Leftist candidate Andres Manuel Lopez Obrador, holed up in his apartment, faced the same predicament that Al Gore struggled with in 2000: to concede defeat despite the cries of his supporters that the election was stolen or risk political chaos by challenging the system.

Electoral officials said they would declare a winner after a long, official count starting Wednesday. The final word could come from an electoral tribunal that allows no appeal.

Sunday night’s quick count proved too close to call, setting off days of uncertainty and cries of fraud by fervent Lopez Obrador supporters, still bitter over the many manipulations of the vote that kept the Institutional Revolutionary Party, or PRI, in power for seven decades until 2000.

Many had predicted violent street protests, but Lopez Obrador supporters apparently were waiting for orders from the leader they revere with a messianic devotion.

George Grayson, a Mexico expert at the College of William & Mary in Virginia and a former Virginia state legislator, said “the Mexican system is much more transparent” than the U.S. system.

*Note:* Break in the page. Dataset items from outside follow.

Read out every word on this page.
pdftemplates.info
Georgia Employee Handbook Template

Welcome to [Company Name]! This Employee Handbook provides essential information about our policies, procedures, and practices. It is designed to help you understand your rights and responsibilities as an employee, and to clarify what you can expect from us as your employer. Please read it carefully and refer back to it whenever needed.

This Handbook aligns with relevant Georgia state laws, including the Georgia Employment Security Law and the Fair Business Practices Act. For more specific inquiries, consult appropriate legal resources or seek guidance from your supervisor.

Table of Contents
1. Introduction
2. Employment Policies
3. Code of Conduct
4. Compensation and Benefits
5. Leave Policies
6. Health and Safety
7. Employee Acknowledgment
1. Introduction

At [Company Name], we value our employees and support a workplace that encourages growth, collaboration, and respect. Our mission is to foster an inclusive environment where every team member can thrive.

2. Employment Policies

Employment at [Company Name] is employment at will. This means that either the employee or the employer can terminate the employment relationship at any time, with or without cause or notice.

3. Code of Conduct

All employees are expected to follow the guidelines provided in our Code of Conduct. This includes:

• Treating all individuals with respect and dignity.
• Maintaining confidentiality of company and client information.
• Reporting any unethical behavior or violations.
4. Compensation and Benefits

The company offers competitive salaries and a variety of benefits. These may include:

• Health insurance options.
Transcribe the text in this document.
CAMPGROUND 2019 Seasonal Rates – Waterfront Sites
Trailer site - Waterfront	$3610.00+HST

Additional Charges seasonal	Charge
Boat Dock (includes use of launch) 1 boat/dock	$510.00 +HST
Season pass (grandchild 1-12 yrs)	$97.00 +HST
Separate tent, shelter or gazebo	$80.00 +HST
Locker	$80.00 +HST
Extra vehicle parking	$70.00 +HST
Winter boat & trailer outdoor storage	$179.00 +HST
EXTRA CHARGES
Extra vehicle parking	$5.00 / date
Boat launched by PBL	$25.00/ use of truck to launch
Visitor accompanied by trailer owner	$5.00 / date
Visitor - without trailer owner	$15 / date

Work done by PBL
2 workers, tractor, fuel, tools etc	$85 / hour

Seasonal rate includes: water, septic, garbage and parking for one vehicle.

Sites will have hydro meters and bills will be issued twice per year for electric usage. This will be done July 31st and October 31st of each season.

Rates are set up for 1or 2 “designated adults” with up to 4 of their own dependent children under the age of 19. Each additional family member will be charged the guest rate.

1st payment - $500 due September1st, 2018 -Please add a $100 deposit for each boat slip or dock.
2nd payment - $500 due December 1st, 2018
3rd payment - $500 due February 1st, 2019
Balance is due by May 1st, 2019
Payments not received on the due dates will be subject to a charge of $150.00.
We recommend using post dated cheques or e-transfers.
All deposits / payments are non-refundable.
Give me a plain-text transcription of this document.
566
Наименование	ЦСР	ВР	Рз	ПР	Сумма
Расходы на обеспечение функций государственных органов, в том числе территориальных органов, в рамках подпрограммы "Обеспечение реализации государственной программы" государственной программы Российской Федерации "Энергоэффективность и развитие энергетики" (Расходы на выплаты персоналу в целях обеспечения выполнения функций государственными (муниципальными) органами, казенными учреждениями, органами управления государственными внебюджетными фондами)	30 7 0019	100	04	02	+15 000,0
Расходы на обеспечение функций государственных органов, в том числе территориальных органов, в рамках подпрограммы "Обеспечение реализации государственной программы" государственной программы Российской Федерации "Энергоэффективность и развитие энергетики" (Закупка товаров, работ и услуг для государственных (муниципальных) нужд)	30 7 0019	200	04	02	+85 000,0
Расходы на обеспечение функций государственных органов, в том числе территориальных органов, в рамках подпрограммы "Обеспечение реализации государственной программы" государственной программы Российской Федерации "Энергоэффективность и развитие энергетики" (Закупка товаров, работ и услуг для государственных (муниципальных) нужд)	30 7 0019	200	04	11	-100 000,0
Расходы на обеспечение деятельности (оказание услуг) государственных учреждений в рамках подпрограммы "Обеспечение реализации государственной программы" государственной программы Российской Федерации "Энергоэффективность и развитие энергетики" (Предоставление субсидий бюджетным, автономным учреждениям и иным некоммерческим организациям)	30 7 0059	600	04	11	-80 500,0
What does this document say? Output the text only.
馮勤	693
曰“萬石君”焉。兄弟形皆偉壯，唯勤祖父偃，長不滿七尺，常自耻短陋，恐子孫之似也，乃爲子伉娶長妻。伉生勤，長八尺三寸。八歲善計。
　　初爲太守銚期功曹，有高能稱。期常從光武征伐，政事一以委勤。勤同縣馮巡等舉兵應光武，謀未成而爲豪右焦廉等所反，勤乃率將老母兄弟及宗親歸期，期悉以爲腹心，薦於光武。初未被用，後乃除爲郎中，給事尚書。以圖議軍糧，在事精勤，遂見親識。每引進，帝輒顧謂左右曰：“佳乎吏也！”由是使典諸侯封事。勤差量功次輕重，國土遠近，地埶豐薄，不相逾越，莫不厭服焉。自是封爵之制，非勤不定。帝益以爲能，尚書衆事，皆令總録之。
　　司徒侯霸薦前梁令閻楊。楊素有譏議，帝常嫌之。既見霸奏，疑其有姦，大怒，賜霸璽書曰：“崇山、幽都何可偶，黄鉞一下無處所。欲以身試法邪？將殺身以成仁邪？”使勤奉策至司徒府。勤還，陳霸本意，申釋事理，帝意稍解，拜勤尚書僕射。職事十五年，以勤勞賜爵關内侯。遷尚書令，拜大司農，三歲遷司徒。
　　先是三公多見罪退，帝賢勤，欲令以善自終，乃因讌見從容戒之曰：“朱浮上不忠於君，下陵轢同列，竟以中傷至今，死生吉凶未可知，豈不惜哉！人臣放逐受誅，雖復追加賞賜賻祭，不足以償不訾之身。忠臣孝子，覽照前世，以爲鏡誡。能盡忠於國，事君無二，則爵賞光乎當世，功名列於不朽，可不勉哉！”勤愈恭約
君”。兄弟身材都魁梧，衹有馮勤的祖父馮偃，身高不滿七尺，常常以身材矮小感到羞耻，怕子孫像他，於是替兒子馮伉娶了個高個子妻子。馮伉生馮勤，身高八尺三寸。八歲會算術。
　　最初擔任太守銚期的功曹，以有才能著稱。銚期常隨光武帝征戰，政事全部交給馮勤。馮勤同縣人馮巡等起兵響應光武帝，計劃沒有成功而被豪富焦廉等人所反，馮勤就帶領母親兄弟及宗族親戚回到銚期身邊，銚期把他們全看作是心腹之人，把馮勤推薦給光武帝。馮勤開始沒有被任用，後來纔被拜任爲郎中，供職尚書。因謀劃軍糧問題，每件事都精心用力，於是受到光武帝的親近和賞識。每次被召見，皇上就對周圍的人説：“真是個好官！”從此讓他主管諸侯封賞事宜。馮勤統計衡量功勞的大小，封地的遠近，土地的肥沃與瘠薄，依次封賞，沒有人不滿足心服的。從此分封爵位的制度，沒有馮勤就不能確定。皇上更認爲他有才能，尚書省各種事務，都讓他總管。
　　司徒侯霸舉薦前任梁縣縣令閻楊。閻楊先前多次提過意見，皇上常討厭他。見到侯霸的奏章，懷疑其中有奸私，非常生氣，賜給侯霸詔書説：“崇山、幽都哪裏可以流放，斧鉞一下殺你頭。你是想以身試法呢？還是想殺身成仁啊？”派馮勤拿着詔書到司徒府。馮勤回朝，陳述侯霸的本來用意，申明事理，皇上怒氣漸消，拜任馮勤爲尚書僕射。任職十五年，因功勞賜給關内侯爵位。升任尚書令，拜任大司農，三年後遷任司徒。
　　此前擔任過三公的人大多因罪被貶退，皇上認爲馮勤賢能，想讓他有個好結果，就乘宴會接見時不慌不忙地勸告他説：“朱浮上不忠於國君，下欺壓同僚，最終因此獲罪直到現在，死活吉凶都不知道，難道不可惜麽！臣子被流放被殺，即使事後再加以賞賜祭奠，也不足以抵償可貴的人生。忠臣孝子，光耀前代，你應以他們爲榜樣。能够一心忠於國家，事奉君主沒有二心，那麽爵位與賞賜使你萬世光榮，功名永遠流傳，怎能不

Mexico has a single voter registry, a uniform photo identity card for voters and a national election law, he said, whereas “in the U.S., you have this crazy quilt of 50 state laws.” Mexico’s Federal Electoral Institute is legally independent of the government, while in the U.S., partisan state officials tend to oversee the system – something that contributed to controversy over the 2000 presidential election in Florida.